Awaiting outcome of India’s inquiry into alleged plot to kill Sikh separatist, says United States
‘Washington takes the allegations seriously and expects New Delhi to do the same’, a US State Department spokesperson said on Monday.
The United States said on Monday that it is awaiting the results of India’s inquiry into an alleged plot to assassinate Sikh separatist leader Gurpatwant Singh Pannun, who is a citizen of the US and Canada, on American soil.
US State Department Spokesperson Matthew Miller, in response to a question on whether Washington had taken up the matter with New Delhi, noted that India has set up a committee to look into the allegations and that its inquiry is underway.
“But we made very clear that it’s something that we take seriously and we think it’s something they should take seriously as well,” Miller told reporters.
Miller did not comment on the arrest of three Indian nationals in Canada, on Friday, for the murder of Sikh separatist leader Hardeep Singh Nijjar near Vancouver in June, saying that it was up to the authorities in Ottawa to speak about the matter.
On April 30, a report in The Washington Post quoted unidentified senior officials to allege that a Research and Analysis Wing officer named Vikram Yadav was involved in the alleged plot to assassinate Pannun in the US.
This was the first time that allegations emerged about the identity and affiliation of an individual from within India’s foreign intelligence agency in the Pannun case.
The report also cited assessments of American intelligence agencies that the operation against Pannun had been cleared by Samant Goel, the former chief of India’s foreign intelligence agency. The article was based on interviews with three dozen current and former unidentified senior officials in the United States, India, Canada, Britain, Germany and Australia.
The United States’ spy agencies also “more tentatively assessed” that India’s National Security Advisor Ajit Doval was likely to have known about the plans of the Research and Analysis Wing, according to The Washington Post.
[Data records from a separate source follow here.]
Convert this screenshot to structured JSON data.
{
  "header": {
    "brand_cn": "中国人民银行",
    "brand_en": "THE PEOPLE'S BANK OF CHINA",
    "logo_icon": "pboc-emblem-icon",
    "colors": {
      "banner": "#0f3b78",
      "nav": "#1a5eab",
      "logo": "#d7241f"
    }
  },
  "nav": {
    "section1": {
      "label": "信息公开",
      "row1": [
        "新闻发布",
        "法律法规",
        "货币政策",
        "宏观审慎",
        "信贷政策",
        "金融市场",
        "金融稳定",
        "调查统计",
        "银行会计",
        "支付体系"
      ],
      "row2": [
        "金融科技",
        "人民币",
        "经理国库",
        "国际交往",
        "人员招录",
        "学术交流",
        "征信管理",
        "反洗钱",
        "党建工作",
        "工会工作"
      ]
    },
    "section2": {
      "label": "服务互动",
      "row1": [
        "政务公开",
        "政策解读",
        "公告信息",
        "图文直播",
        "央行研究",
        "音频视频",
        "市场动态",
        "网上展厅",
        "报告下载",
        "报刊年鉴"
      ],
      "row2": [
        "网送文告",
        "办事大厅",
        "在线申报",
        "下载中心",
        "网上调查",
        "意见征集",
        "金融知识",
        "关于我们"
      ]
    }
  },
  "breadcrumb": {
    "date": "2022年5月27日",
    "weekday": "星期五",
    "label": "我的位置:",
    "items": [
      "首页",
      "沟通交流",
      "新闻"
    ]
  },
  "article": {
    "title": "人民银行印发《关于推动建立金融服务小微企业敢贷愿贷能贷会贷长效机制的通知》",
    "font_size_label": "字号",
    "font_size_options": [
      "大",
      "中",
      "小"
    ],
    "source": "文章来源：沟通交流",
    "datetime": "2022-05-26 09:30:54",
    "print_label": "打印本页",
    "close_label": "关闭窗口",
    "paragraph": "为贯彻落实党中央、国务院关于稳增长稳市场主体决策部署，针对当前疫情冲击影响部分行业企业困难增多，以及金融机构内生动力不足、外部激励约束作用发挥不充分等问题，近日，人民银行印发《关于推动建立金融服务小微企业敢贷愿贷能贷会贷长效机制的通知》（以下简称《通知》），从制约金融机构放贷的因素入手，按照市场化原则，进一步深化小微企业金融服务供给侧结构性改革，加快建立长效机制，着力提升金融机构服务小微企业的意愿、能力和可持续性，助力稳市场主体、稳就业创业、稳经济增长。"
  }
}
However, the newspaper quoted unidentified officials as saying that “no smoking gun proof” had emerged.
India’s external affairs ministry said that the report made “unwarranted and unsubstantiated imputations on a serious matter”.
In March, a Bloomberg report said that New Delhi’s investigation into the claims found that rogue officials not authorised by the Indian government had been involved in the alleged plot to kill the Sikh separatist leader, who is a designated terrorist in India.
The allegations of India’s involvement in the alleged assassination plot first came to light on November 29, when the United States Attorney’s Office, Southern District of New York, announced that it had filed “murder-for-hire charges” against an Indian national named Nikhil Gupta in connection with the matter.
The United States’ charges came two months after Canadian Prime Minister Justin Trudeau said that there were “credible” allegations linking Indian agents to the murder of Nijjar, who was shot dead in the parking lot of a gurdwara in Surrey near Vancouver on June 18.
India rejected Trudeau’s allegations as “absurd and motivated”.